A review by leslie_d
Ellington Was Not a Street by Ntozake Shange

5.0

The narrative of Ellington Was Not a Street comes from Ntozake Shange’s poem “Mood Indigo” (from A Daughter’s Geography, 1983). The poem, excerpted for the picture book, is a reflection of and tribute to a legacy of African American innovator, a “company of men” “who changed the world.” It is a personal poem of a young Shange (nee Paulette Williams) whose home nurtured and was nurtured by this company of men.

Only such gorgeously wrought poem could withstand the company of Kadir Nelson’s illustrations.
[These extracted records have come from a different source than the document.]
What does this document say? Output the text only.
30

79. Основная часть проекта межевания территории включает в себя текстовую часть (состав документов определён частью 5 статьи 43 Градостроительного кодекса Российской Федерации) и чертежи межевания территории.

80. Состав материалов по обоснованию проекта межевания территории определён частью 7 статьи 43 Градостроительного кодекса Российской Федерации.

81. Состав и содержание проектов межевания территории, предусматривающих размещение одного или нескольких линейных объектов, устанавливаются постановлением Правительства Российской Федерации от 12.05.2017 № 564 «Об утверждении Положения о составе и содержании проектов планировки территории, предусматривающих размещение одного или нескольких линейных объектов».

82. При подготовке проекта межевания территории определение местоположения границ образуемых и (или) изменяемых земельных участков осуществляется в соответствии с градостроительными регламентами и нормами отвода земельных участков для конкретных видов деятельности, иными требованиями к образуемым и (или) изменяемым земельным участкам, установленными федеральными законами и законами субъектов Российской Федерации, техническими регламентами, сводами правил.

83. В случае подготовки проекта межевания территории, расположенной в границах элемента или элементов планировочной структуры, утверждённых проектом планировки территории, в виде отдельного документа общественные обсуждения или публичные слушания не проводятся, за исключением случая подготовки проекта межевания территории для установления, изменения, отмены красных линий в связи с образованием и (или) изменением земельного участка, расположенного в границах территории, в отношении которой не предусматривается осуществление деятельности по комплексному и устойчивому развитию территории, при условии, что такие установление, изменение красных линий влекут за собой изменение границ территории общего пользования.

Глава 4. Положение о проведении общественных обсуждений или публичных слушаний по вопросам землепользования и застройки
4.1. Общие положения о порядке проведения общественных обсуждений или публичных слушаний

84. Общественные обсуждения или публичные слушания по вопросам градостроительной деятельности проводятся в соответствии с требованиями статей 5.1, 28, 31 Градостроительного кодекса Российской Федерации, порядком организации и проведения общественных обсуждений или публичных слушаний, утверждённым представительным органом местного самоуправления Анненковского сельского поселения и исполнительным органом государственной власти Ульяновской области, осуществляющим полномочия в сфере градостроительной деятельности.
The images themselves (as Sean, an Artist, breathed “precise”) have a precision a poet, too, would recognize.

You may want to read with some kind of liquid precision the first time through, caught in a rhythm of the words, but plan the time to linger again and again on an image, a deeply impactful moment Shange and Nelson have crafted. It took me a stretch of time to pull away from the cover, then from the portrait facing the title page (‘piano’ image above). I was drawn to circle

our house was filled with all kinda folks

our windows were not cement or steel

our doors opened like our daddy’s arms

held us safe & loved

As the narrative acknowledges the simultaneity of then and now, the illustrations move back and forth in time between the streetscape whether the narrator reminisces and her childhood home. Her home is quiet, interior, full of warm patterns. The street is busy with a different sort of liveliness, other textures that are met with rain. The narrator holds a red umbrella amongst the institutionalized black, a “Don’t Walk” sign flashing at the intersection.
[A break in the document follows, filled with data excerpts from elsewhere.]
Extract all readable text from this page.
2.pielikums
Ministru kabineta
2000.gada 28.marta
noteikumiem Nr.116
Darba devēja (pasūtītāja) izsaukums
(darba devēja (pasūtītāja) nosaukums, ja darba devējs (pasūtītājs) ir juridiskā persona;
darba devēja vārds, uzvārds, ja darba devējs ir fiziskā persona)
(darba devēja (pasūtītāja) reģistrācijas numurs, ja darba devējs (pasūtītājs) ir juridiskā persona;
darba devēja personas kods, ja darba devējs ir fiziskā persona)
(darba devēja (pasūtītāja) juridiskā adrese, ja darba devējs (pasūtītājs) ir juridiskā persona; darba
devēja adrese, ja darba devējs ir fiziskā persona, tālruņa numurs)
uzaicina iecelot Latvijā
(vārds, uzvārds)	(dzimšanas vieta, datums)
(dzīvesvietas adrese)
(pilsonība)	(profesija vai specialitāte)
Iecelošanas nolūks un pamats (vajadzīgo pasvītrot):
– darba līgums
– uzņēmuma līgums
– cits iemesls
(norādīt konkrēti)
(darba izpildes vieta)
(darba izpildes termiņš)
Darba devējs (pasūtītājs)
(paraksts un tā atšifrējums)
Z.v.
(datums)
Our narrator, she is small in the presence of the company, her and her brother, and she is small in this house (another of her surroundings), but she is without question present, never forgotten, and cherished (e.g. a man’s suit jacket draped over her as a blanket as she sleeps on the couch).

The images are real, not abstracted. The poem is hardly abstract, but an illustrator could have reinterpreted the narrative into something more ephemeral. The detail in the setting, the verisimilitude of the portrait, the inclusion of a group sitting for a ‘photograph,’ these establish the very real and tangible existence of the life/lives represented.

Ellington Was Not a Street includes two pages of biographies using excerpted images from the narrative, “More About a Few of the Men ‘Who Changed the World’:” (I will list them as the book does) : Paul Robeson, William Edward Burghardt (W.E.B.) DuBois, Ray Barretto, Earlington Carl “Sonny Til” Tilghman, John Birks “Dizzy” Gillespie, Dr. Kwame Nkrumah, Edward Kennedy “Duke” Ellington, Virgil “Honey Bear” Akins, The Clovers.

The endpage at the close shares narrative the in its stanzaic form of “Mood Indigo.” Of course “Mood Indigo” is also a musical composition by Duke Ellington, so exquisitely observed on the vinyl held by our narrator on the cover: the record, an RCA Victor special of Mood Indigo by Duke Ellington and his famous orchestra. I have a YouTube option, undoubtedly a lesser quality, if you are interested.

Do I really have to say it? You really must find a copy of Ellington Was Not a Street.